Absa Bank researchers have indicated the average house price in South Africa in the middle segment of the market was $115,000 in October.
Absa bases their index on the total purchase price of houses in the 80 sq metre to 400-square-metre category, valued at R2.6m ($365,262) or less in 2006 (including home improvements), in respect of which loan applications were approved by Absa. Prices in the index are calibrated in an attempt to exclude the distorting effect of seasonal factors.
Andrew Golding, CEO of the Pam Golding Property Group, told OBG that the "residential market has calmed down from the frenetic growth of 2003-2005".
For 2006, nominal house-price growth is estimated to be between 12% and 13%, compared with the rate of 22.9% recorded in 2005. Price growth rates are expected to slow down further in 2007, predicted at around 6% for the year.

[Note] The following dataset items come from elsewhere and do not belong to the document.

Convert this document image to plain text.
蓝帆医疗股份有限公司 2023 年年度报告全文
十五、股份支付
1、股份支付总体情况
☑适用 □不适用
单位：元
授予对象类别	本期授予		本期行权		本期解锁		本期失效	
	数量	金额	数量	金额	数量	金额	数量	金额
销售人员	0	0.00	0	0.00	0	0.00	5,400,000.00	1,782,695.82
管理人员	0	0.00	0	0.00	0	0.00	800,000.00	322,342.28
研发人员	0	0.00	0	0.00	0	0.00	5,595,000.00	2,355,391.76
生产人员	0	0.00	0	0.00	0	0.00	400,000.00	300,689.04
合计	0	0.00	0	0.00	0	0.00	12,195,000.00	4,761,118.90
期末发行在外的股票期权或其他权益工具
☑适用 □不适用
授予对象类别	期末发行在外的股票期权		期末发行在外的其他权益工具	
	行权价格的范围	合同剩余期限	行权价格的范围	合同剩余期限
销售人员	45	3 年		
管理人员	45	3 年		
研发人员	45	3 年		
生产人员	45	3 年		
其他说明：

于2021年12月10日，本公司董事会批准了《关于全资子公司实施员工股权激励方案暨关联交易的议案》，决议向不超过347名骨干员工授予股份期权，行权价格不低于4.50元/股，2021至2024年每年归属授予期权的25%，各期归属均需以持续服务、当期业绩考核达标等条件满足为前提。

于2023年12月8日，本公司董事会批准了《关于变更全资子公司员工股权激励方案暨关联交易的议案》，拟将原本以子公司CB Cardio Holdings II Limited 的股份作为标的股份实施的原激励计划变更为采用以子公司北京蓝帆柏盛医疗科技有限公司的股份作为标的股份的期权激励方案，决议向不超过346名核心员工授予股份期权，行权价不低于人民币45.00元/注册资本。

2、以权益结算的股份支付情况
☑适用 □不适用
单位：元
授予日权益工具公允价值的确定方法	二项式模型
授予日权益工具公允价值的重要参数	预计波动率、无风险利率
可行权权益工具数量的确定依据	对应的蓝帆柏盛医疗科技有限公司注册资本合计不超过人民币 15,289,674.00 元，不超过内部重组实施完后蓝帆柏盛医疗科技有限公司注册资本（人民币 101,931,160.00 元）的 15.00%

Wilfred Robinson, CEO of Acc-Ross Holdings, told OBG that he "would prefer to see real property value growth rates between 10% to 12%, because property growth rates at 26% are unsustainable and will eventually lead to a bubble and ensuing negative growth rates."

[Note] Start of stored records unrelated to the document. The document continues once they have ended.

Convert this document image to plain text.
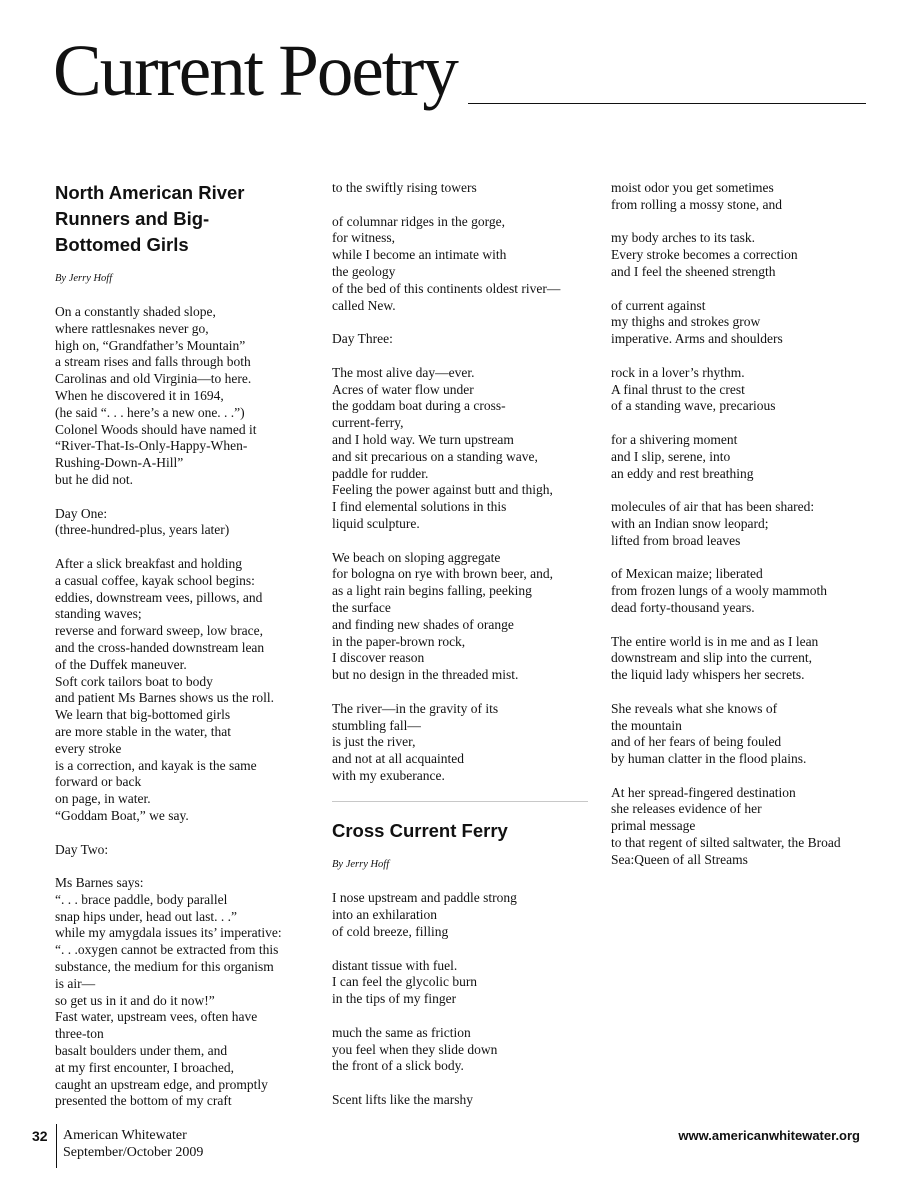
Current Poetry
North American River
Runners and Big-
Bottomed Girls
By Jerry Hoff
On a constantly shaded slope,
where rattlesnakes never go,
high on, “Grandfather’s Mountain”
a stream rises and falls through both
Carolinas and old Virginia—to here.
When he discovered it in 1694,
(he said “. . . here’s a new one. . .”)
Colonel Woods should have named it
“River-That-Is-Only-Happy-When-
Rushing-Down-A-Hill”
but he did not.
Day One:
(three-hundred-plus, years later)
After a slick breakfast and holding
a casual coffee, kayak school begins:
eddies, downstream vees, pillows, and
standing waves;
reverse and forward sweep, low brace,
and the cross-handed downstream lean
of the Duffek maneuver.
Soft cork tailors boat to body
and patient Ms Barnes shows us the roll.
We learn that big-bottomed girls
are more stable in the water, that
every stroke
is a correction, and kayak is the same
forward or back
on page, in water.
“Goddam Boat,” we say.
Day Two:
Ms Barnes says:
“. . . brace paddle, body parallel
snap hips under, head out last. . .”
while my amygdala issues its’ imperative:
“. . .oxygen cannot be extracted from this
substance, the medium for this organism
is air—
so get us in it and do it now!”
Fast water, upstream vees, often have
three-ton
basalt boulders under them, and
at my first encounter, I broached,
caught an upstream edge, and promptly
presented the bottom of my craft
to the swiftly rising towers
of columnar ridges in the gorge,
for witness,
while I become an intimate with
the geology
of the bed of this continents oldest river—
called New.
Day Three:
The most alive day—ever.
Acres of water flow under
the goddam boat during a cross-
current-ferry,
and I hold way. We turn upstream
and sit precarious on a standing wave,
paddle for rudder.
Feeling the power against butt and thigh,
I find elemental solutions in this
liquid sculpture.
We beach on sloping aggregate
for bologna on rye with brown beer, and,
as a light rain begins falling, peeking
the surface
and finding new shades of orange
in the paper-brown rock,
I discover reason
but no design in the threaded mist.
The river—in the gravity of its
stumbling fall—
is just the river,
and not at all acquainted
with my exuberance.
Cross Current Ferry
By Jerry Hoff
I nose upstream and paddle strong
into an exhilaration
of cold breeze, filling
distant tissue with fuel.
I can feel the glycolic burn
in the tips of my finger
much the same as friction
you feel when they slide down
the front of a slick body.
Scent lifts like the marshy
moist odor you get sometimes
from rolling a mossy stone, and
my body arches to its task.
Every stroke becomes a correction
and I feel the sheened strength
of current against
my thighs and strokes grow
imperative. Arms and shoulders
rock in a lover’s rhythm.
A final thrust to the crest
of a standing wave, precarious
for a shivering moment
and I slip, serene, into
an eddy and rest breathing
molecules of air that has been shared:
with an Indian snow leopard;
lifted from broad leaves
of Mexican maize; liberated
from frozen lungs of a wooly mammoth
dead forty-thousand years.
The entire world is in me and as I lean
downstream and slip into the current,
the liquid lady whispers her secrets.
She reveals what she knows of
the mountain
and of her fears of being fouled
by human clatter in the flood plains.
At her spread-fingered destination
she releases evidence of her
primal message
to that regent of silted saltwater, the Broad
Sea:Queen of all Streams
32 American Whitewater
September/October 2009
www.americanwhitewater.org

Inflationary pressures coupled with mitigating factors such as the large current-account deficit and continued strong growth in domestic credit extension with increasing levels of consumer demand have created CPIX inflation forecasts to move towards the 6% level by end-2006 and early 2007, and it is highly anticipated that interest rates will go up by the end of the year.
The Reserve Bank's monetary policy committee (MPC) will hold a meeting this month when it is expected to raise interest rates once again. Golding went on to say that "further interest rate increases in February and even April would be an attempt by the Reserve Bank governor to dampen consumer spending and credit demand, which so far has not taken place."
John Loos, a property strategist at First National Bank, believes that the housing slump in the US could also adversely affect the South African market. Loos believes that as South Africa continues to integrate itself with the global economy, the local property cycle will gradually fall "in sync" with major economy property cycles. He is quick to point out that this probably is a minor factor accounting for South Africa residential market cool down.
Meanwhile, a local business magazine has indicated that township markets were outperforming the metropolitan markets. According to their market researchers, it takes less time to sell a township property and the likelihood of receiving the asking price is higher.